With this latest automation process comes value addition. It is clear that any entity that delivers value, wins. Fintechs can do this.
The banks are big. They are garnering deposits. They’re doing something right. They have the vault to invest in technology. They are improving. They’re gaining market share. But the customers are still dissatisfied. The banks do not meet customers’ needs. On the average, you are paying the banks more for keeping your money. You are billed for obtaining a new card. Your account is debited for a new chequebook. You are charged for using the ATM. Meanwhile, Nigeria has an insufficient unit of ATMs.
What is the number of ATMs? Some reports put it at 17,000. Others said it is more than that. But there is no official figure. Bank customers are struggling to find the nearest ATM. Queuing at the ATM points is not rare. While the bank customers are sweating on the queue, some Fintech firms are offering financial advisory service to their tech savvy army on the go. These Fintech firms help customers to make better decisions at the moment. Banks will copy as usual.
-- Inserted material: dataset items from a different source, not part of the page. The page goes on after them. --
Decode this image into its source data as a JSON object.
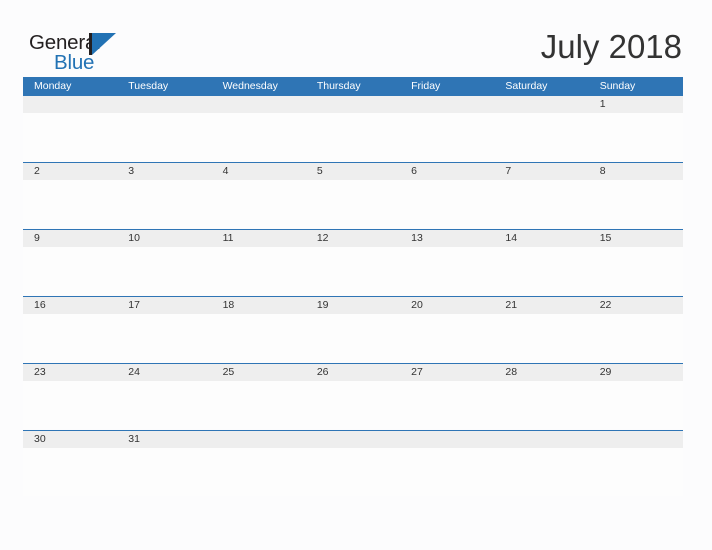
{
  "brand": {
    "name_top": "General",
    "name_bottom": "Blue",
    "mark_icon": "blue-triangle-flag-icon",
    "accent_color": "#2272b4",
    "dark_color": "#231f20"
  },
  "header": {
    "title": "July 2018"
  },
  "calendar": {
    "header_background": "#2f75b5",
    "row_line_color": "#2f75b5",
    "date_band_color": "#eeeeee",
    "weekday_labels": [
      "Monday",
      "Tuesday",
      "Wednesday",
      "Thursday",
      "Friday",
      "Saturday",
      "Sunday"
    ],
    "weeks": [
      {
        "days": [
          "",
          "",
          "",
          "",
          "",
          "",
          "1"
        ]
      },
      {
        "days": [
          "2",
          "3",
          "4",
          "5",
          "6",
          "7",
          "8"
        ]
      },
      {
        "days": [
          "9",
          "10",
          "11",
          "12",
          "13",
          "14",
          "15"
        ]
      },
      {
        "days": [
          "16",
          "17",
          "18",
          "19",
          "20",
          "21",
          "22"
        ]
      },
      {
        "days": [
          "23",
          "24",
          "25",
          "26",
          "27",
          "28",
          "29"
        ]
      },
      {
        "days": [
          "30",
          "31",
          "",
          "",
          "",
          "",
          ""
        ]
      }
    ]
  }
}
You would not gain customers unless you have a product that appeals to the customers’ pain points. What the bank does most of the time does not appeal to your pain point. Nor mine. That is why Fintech exists. To address your pain. To ease your pain. To soothe your pain. As Luvleen Sidhu, co-founder, president and chief strategy officer of BankMobile said, it is about Fintechs being able to recognize that consumer pain points are still not being addressed. And the consumers are saying, “Someone is listening to us. Someone is addressing our frustration. Someone is making this easier for me.” That’s why Fintechs are gaining momentum. For instance, you get 1% interest on your savings account. Fintech gives you more.
Fintech offers no-fee accounts. The banks offer collateralized loans. Some Fintechs give you a loan without collateral. You are charged an overdraft fee. A new Fintech gives you free overdraft. These products address your pain point. That is why the banks will, like the lion, run after the antelope. It is not an intrigue. It is part of life.